Peregrine falcons also find their way into buildings. At the Veterans Affairs Medical Center on Beacon Hill, four adult falcons in as many years became entrapped inside a glass courtyard with an open roof. Pigeons are attracted to an adjacent sod roof, and peregrines chase the pigeons, sometimes into the courtyard. One escaped and URC rescued the other three. At least one of these entrapped peregrines was a breeding male from West Seattle whose mate left her eggs unbrooded to wait overnight for him to return from his hunt.

Prey remains in VA courtyard; the formerly entrapped predator was sent on his way (Ed Deal, Elaine Chang)

Entanglements

In October, Peter Anderson found a fledgling osprey entangled in a nest at ConGlobal Industries in Seattle’s SODO neighborhood, along the industrial Duwamish River. Patti assisted a local osprey expert, Jim Kaiser, with the rescue, indispensably aided by last-minute help from lift operator Troy Coleman of Flynn Industries, who was working on a nearby building. With Flynn’s and ConGlobal’s permission, Troy was at the nest site in minutes. Patti joined Troy in the lift and cut the osprey loose. The entanglement consisted entirely of human detritus: fishing line, poly cord, wire and plastic. The young bird did not survive its injuries.

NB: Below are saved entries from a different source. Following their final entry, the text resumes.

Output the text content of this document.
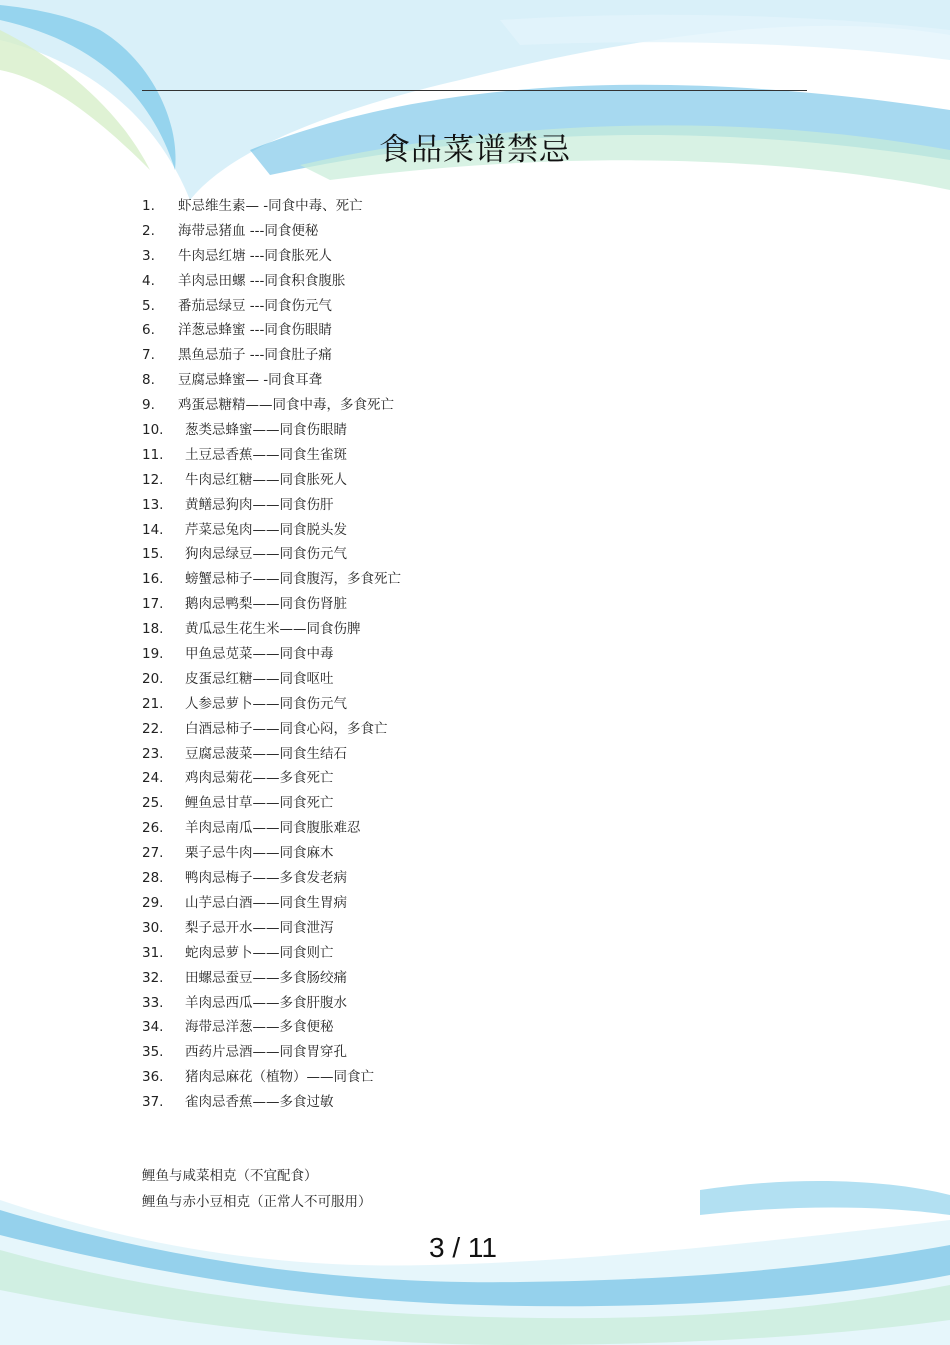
食品菜谱禁忌
1. 虾忌维生素— -同食中毒、死亡
2. 海带忌猪血 ---同食便秘
3. 牛肉忌红塘 ---同食胀死人
4. 羊肉忌田螺 ---同食积食腹胀
5. 番茄忌绿豆 ---同食伤元气
6. 洋葱忌蜂蜜 ---同食伤眼睛
7. 黑鱼忌茄子 ---同食肚子痛
8. 豆腐忌蜂蜜— -同食耳聋
9. 鸡蛋忌糖精——同食中毒，多食死亡
10. 葱类忌蜂蜜——同食伤眼睛
11. 土豆忌香蕉——同食生雀斑
12. 牛肉忌红糖——同食胀死人
13. 黄鳝忌狗肉——同食伤肝
14. 芹菜忌兔肉——同食脱头发
15. 狗肉忌绿豆——同食伤元气
16. 螃蟹忌柿子——同食腹泻，多食死亡
17. 鹅肉忌鸭梨——同食伤肾脏
18. 黄瓜忌生花生米——同食伤脾
19. 甲鱼忌苋菜——同食中毒
20. 皮蛋忌红糖——同食呕吐
21. 人参忌萝卜——同食伤元气
22. 白酒忌柿子——同食心闷，多食亡
23. 豆腐忌菠菜——同食生结石
24. 鸡肉忌菊花——多食死亡
25. 鲤鱼忌甘草——同食死亡
26. 羊肉忌南瓜——同食腹胀难忍
27. 栗子忌牛肉——同食麻木
28. 鸭肉忌梅子——多食发老病
29. 山芋忌白酒——同食生胃病
30. 梨子忌开水——同食泄泻
31. 蛇肉忌萝卜——同食则亡
32. 田螺忌蚕豆——多食肠绞痛
33. 羊肉忌西瓜——多食肝腹水
34. 海带忌洋葱——多食便秘
35. 西药片忌酒——同食胃穿孔
36. 猪肉忌麻花（植物）——同食亡
37. 雀肉忌香蕉——多食过敏
鲤鱼与咸菜相克（不宜配食）
鲤鱼与赤小豆相克（正常人不可服用）
3 / 11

Steps are being taken to prevent future such tragedies before the ospreys return in the spring. URC met with Port of Seattle’s George Blomberg and Jenn Stebbings to discuss osprey nests on Port property, and the group exchanged ideas on how best to monitor and manage osprey nests on Port property.

Left: This osprey nest consisted entirely of human detritus (Troy Coleman) Right: Patti, Troy Coleman, and concerned dad osprey approach entangled fledgling (Peter Anderson)

Rodenticides and Raptors

We extended our study of rodenticides in western Washington raptors to add peregrine falcons from the last two breeding seasons, increasing our peregrine sample to 20. Although peregrines are uncommon rodent-eaters, we found concentrations of second-generation rodenticides in this species in nestlings and fledglings. With analyses finally complete, we are close to submitting a manuscript for publication.

URC was contacted by the Center for Biological Diversity about our study results. CBD is leading legislative efforts to regulate rodenticides in Washington State. On January 15, HB 2516 was introduced to the state legislature to establish a moratorium on certain rodenticides.

Adult Cooper’s hawk captures a rat for its young (John Gossman)

How Your Contributions Supported
Our Urban Raptors in 2025

Thank You!

As Urban Raptor Conservancy enters its ninth nesting season, we remember that we are doing this with you, our many supporters, volunteers, donors, and friends. You continue to make this endeavor possible. Thank you all.